エスカレーター2

おはようございます!あいさつは先制攻撃!布施淳です。
 
「身体活動」は「生活活動」と「運動」に分類されます。
健康づくりのための身体活動基準2013」には、以下のように定義、記載されています。
 

 
身体活動(physical activity):安静にしている状態よりも多くのエネルギーを消費する全ての動作
 
「生活活動」:日常生活における労働、家事、通勤・通学等
 
「運動」:体力(スポーツ競技に関連する体力と健康に関連する体力を含む)の維持・向上を目的とし、計画的・継続的に実施されるもの

 
 

厚生労働省は各々以下のごとくの推奨です。
①に関しては、
現在の身体活動量を、少しでも増やす。
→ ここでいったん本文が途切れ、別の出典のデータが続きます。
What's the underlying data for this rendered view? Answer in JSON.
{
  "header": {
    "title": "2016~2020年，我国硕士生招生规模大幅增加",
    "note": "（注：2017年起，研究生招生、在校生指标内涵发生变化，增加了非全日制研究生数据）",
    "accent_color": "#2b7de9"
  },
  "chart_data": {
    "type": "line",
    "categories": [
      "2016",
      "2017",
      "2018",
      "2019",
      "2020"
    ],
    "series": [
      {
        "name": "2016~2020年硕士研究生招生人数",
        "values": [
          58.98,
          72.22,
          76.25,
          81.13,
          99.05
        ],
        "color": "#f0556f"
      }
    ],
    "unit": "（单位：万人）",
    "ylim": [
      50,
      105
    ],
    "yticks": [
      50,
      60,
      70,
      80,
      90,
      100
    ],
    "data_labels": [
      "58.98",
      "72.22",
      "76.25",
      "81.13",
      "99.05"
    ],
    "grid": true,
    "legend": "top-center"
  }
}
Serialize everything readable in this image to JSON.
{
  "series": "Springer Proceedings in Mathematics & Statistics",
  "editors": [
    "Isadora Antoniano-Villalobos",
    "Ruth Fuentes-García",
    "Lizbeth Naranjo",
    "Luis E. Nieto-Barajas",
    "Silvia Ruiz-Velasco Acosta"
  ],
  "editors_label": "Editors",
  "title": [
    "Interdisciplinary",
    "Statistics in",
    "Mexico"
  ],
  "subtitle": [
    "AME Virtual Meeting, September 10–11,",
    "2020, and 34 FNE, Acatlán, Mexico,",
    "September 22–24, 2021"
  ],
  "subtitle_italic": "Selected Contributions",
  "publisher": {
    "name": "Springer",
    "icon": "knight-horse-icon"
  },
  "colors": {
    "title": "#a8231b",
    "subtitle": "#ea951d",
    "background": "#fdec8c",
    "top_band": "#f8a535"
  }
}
例えば、今より毎日10 分ずつ長く歩くようにする。

 

②に関しては、
運動習慣をもつようにする。具体的には、30 分以上の運動を週2 日以上行う。

 
 

運動しよう!と、スポーツジムなどに通ったり、ランニングをしたり、という企画は、多くの人にとって、なかなか億劫です。始めるのも、継続するのもハードルが高いです。したがって、まずは生活活動を増やすことが比較的容易かと思います。

 

多忙な仕事で、身体活動に消極的な人も、唯一「通勤」で身体活動の機会があるひとが多いです。しかし、バイク、自動車が普及し、また公共交通機関がどんどん発達し、電車もバスも便利になり、また、駅の階段はエスカレーター、エレベーターになり、歩く歩道などが設置され、現代人はどんどん動かなくて済む世の中になってきています。

 

文明の発展の恩恵を十二分に受けていますが、その反面新たな問題も生じてきています。バリアフリーという観点からは、身体的に問題がある方にとっては大変ありがたいものではありますし、なくてはならないものです。

 

しかし、身体的に問題のない 方にとっては良いことばかりではありません。身体的に問題がなければ必ずしもそれらを使用しなくてもよいわけです。駅の階段も、階段昇降が可能な方は、全員階段を使えばよいのです。場所によっては、エスカレーター、エレベーターはあるが、階段が存在しないところもあります。階段を使いたくても使えない! っといった問題もあったりします。

 
 

自分の患者と身体活動に関して会話をすることがよくあります。自分がよく扱う病気である心筋梗塞や狭心症は生活習慣と極めて深い関連があるからです。すなわち、身体活動と密接な関連があるわけです。通勤で駅は利用するけれど階段は全く使わない、という方が多いです。自動車通勤も多いです。社会の利便性、テクノロジーにより健康を害していると言ってもよいでしょう。

 

そういえば、通勤に関しては、こんな話もありました。

 

マイカー通勤は避けよう http://junfuse.com/140927commuting/

 
 

また、勤務する病院でも1階のエレベーター乗り場で、エレベーターを待っている若い医師や看護師、医療スタッフもたくさんいます。医療の携わる人たちが、身体活動に積極的でない姿を見ると、個人的には少し残念に思います。

 

便利になることは素晴らしいことではあるのですが、新たな問題を生み出すことにもなるということを改めて感じました。